As imagens dos festejos da seleção argentina após cada encontro do Mundial 2022 dariam para escrever um dicionário sentimental, com fotografias que ilustrariam o significado de “emoção”, “paixão”, “alívio” ou “desejo”. Entre os postais de cânticos entoados por vozes eufóricas e acompanhados por pulsos que parecem soltos dos braços, há uma cara pouco conhecida que se mistura nas danças de Messi, Otamendi ou Enzo Fernández.
De cabelo loiro e cara imberbe, um olhar para a globalidade da alegria alviceleste talvez não permita atestar que ali está aquele aparente intruso. É Federico Gomes Gerth, guarda-redes de 18 anos e o 27.º jogador do plantel que Lionel Scaloni levou ao Catar.
O guardião é o único sparring da lista, nome que os argentinos dão aos jovens que acompanham a seleção, ajudando-a na preparação para os Mundiais. Gerth foi o único pibe chamado pelo técnico para estar no Mundial 2022.
Com 1,93 metros e já tendo assinado contrato profissional com o Tigre, clube do bairro onde nasceu mas pelo qual ainda não se estreou na equipa principal, Gerth participa nos treinos com Dibu Martínez, Armani e Rulli, os três guardiões convocados. O adolescente já tinha integrado vários estágios da seleção antes do Mundial, fazendo todo o quotidiano à imagem dos 26 jogadores, só não estando nas fichas das partidas.
No vídeo que Nicolás Otamendi fez da viagem de avião da seleção da Argentina rumo ao Catar, a dada altura ouve-se Leandro Paredes a perguntar “vais filmar o loco com aquele cabelo?”. O loco era o jovem Gerth, respondendo Ota à pergunta de Paredes dizendo que “aquele cabelito vai durar pouco tempo”. Para já, a prometida praxe de rapar o guardião ainda não foi cumprida.
Segundo o diário “Olé”, Fede destaca-se pelo hábil jogo de pés. Admirador de Rogério Ceni e Chilavert, o guardião copia os exemplos dos ídolos para marcar golos através de livres e penálti, algo que “começou com uma brincadeira e acabou como uma arma nas camadas jovens do Tigre”, indica o mesmo jornal.
De Sensini a Gerth
Desde cedo considerado uma jovem promessa das balizas, Fede Gomes Gerth tem já passado nas seleções jovens argentinas. Já em 2022, fez parte da seleção que ganhou o conhecido torneio de L'Alculdia, em Espanha, para seleções sub-20, sendo o guardião da equipa orientada por Javier Mascherano.

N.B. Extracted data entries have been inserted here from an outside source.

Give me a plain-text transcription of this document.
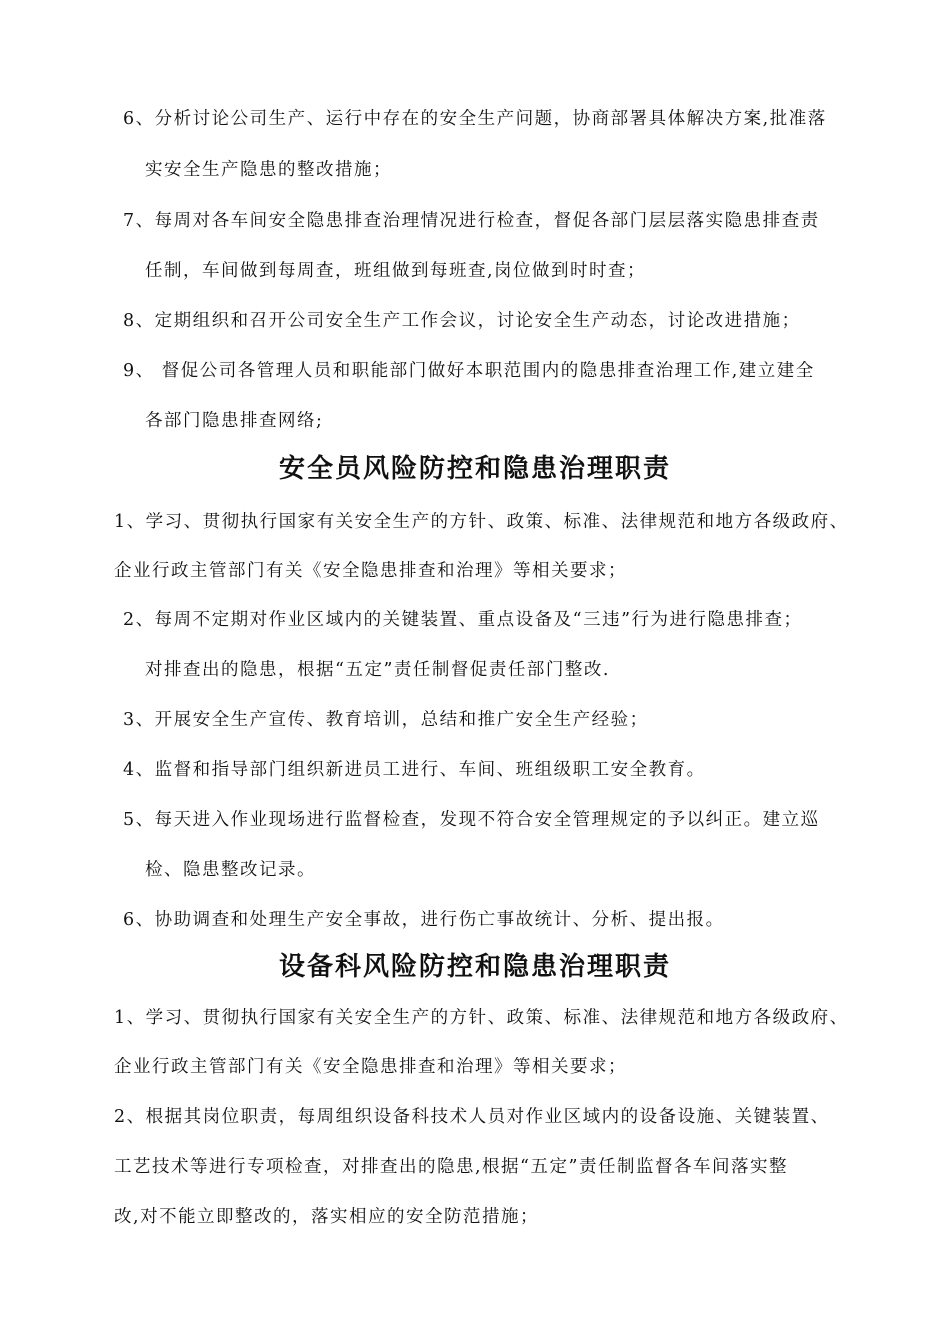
6、分析讨论公司生产、运行中存在的安全生产问题，协商部署具体解决方案,批准落
实安全生产隐患的整改措施；
7、每周对各车间安全隐患排查治理情况进行检查，督促各部门层层落实隐患排查责
任制，车间做到每周查，班组做到每班查,岗位做到时时查；
8、定期组织和召开公司安全生产工作会议，讨论安全生产动态，讨论改进措施；
9、 督促公司各管理人员和职能部门做好本职范围内的隐患排查治理工作,建立建全
各部门隐患排查网络;
安全员风险防控和隐患治理职责
1、学习、贯彻执行国家有关安全生产的方针、政策、标准、法律规范和地方各级政府、
企业行政主管部门有关《安全隐患排查和治理》等相关要求；
2、每周不定期对作业区域内的关键装置、重点设备及“三违”行为进行隐患排查；
对排查出的隐患，根据“五定”责任制督促责任部门整改.
3、开展安全生产宣传、教育培训，总结和推广安全生产经验；
4、监督和指导部门组织新进员工进行、车间、班组级职工安全教育。
5、每天进入作业现场进行监督检查，发现不符合安全管理规定的予以纠正。建立巡
检、隐患整改记录。
6、协助调查和处理生产安全事故，进行伤亡事故统计、分析、提出报。
设备科风险防控和隐患治理职责
1、学习、贯彻执行国家有关安全生产的方针、政策、标准、法律规范和地方各级政府、
企业行政主管部门有关《安全隐患排查和治理》等相关要求；
2、根据其岗位职责，每周组织设备科技术人员对作业区域内的设备设施、关键装置、
工艺技术等进行专项检查，对排查出的隐患,根据“五定”责任制监督各车间落实整
改,对不能立即整改的，落实相应的安全防范措施；
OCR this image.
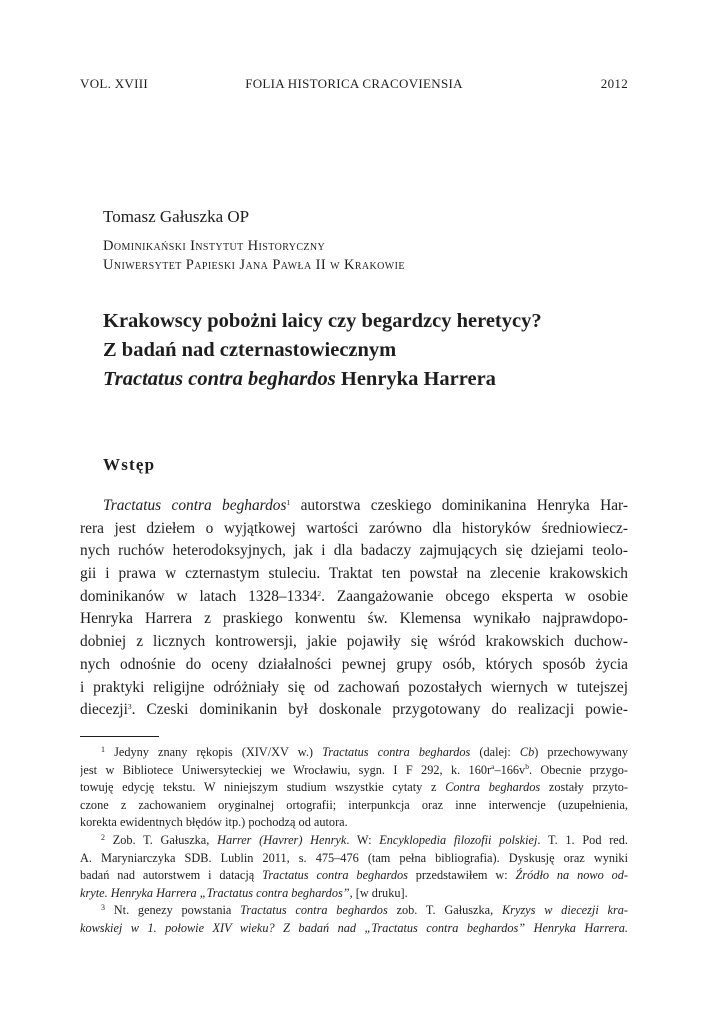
VOL. XVIII	FOLIA HISTORICA CRACOVIENSIA	2012
Tomasz Gałuszka OP
Dominikański Instytut Historyczny
Uniwersytet Papieski Jana Pawła II w Krakowie
Krakowscy pobożni laicy czy begardzcy heretycy?
Z badań nad czternastowiecznym
Tractatus contra beghardos Henryka Harrera
Wstęp
Tractatus contra beghardos$^1$ autorstwa czeskiego dominikanina Henryka Har-
rera jest dziełem o wyjątkowej wartości zarówno dla historyków średniowiecz-
nych ruchów heterodoksyjnych, jak i dla badaczy zajmujących się dziejami teolo-
gii i prawa w czternastym stuleciu. Traktat ten powstał na zlecenie krakowskich
dominikanów w latach 1328–1334$^2$. Zaangażowanie obcego eksperta w osobie
Henryka Harrera z praskiego konwentu św. Klemensa wynikało najprawdopo-
dobniej z licznych kontrowersji, jakie pojawiły się wśród krakowskich duchow-
nych odnośnie do oceny działalności pewnej grupy osób, których sposób życia
i praktyki religijne odróżniały się od zachowań pozostałych wiernych w tutejszej
diecezji$^3$. Czeski dominikanin był doskonale przygotowany do realizacji powie-
$^1$ Jedyny znany rękopis (XIV/XV w.) Tractatus contra beghardos (dalej: Cb) przechowywany
jest w Bibliotece Uniwersyteckiej we Wrocławiu, sygn. I F 292, k. $160r^a-166v^b$. Obecnie przygo-
towuję edycję tekstu. W niniejszym studium wszystkie cytaty z Contra beghardos zostały przyto-
czone z zachowaniem oryginalnej ortografii; interpunkcja oraz inne interwencje (uzupełnienia,
korekta ewidentnych błędów itp.) pochodzą od autora.
$^2$ Zob. T. Gałuszka, Harrer (Havrer) Henryk. W: Encyklopedia filozofii polskiej. T. 1. Pod red.
A. Maryniarczyka SDB. Lublin 2011, s. 475–476 (tam pełna bibliografia). Dyskusję oraz wyniki
badań nad autorstwem i datacją Tractatus contra beghardos przedstawiłem w: Źródło na nowo od-
kryte. Henryka Harrera „Tractatus contra beghardos”, [w druku].
$^3$ Nt. genezy powstania Tractatus contra beghardos zob. T. Gałuszka, Kryzys w diecezji kra-
kowskiej w 1. połowie XIV wieku? Z badań nad „Tractatus contra beghardos” Henryka Harrera.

O antigo médio e defesa de Liverpool ou Barcelona partilha com o guarda-redes também o facto de ter sido sparring num Mundial. Em 2002, Marcelo Bielsa levou Mascherano ou Pablo Zabaleta para treinar com a seleção que acabaria por cair na fase de grupos.
A tradição de levar jovens que ajudem a preparar a seleção nas fases finais de Campeonatos do Mundo começou em 1986, no México, com Bilardo. No Mundial de Maradona, Néstor Sensini foi um dos sparrings, na antecâmara de disputar os Mundiais de 1990, 94 e 98. A ideia teve continuidade em 1990 com Bilardo e em 1994 com Basile, mas, no França 1998, Daniel Passarella não levou qualquer jovem além dos convocados para o torneio.
Nos últimos Mundiais, houve vários sparrings que viriam depois a chegar à seleção principal. Além dos já citados Zabaleta e Mascherano em 2002, em 2006, à Alemanha, foram Di María, Fazio ou Mercado. Em 2010, Maradona levou Tagliafico à África do Sul e, em 2014, Gio Simeone foi um dos jovens que viajaram com a equipa de Sabella para o Brasil. Em 2018, Thiago Almada, outro dos 26 desta Argentina de Scaloni, foi com Sampaoli à Rússia.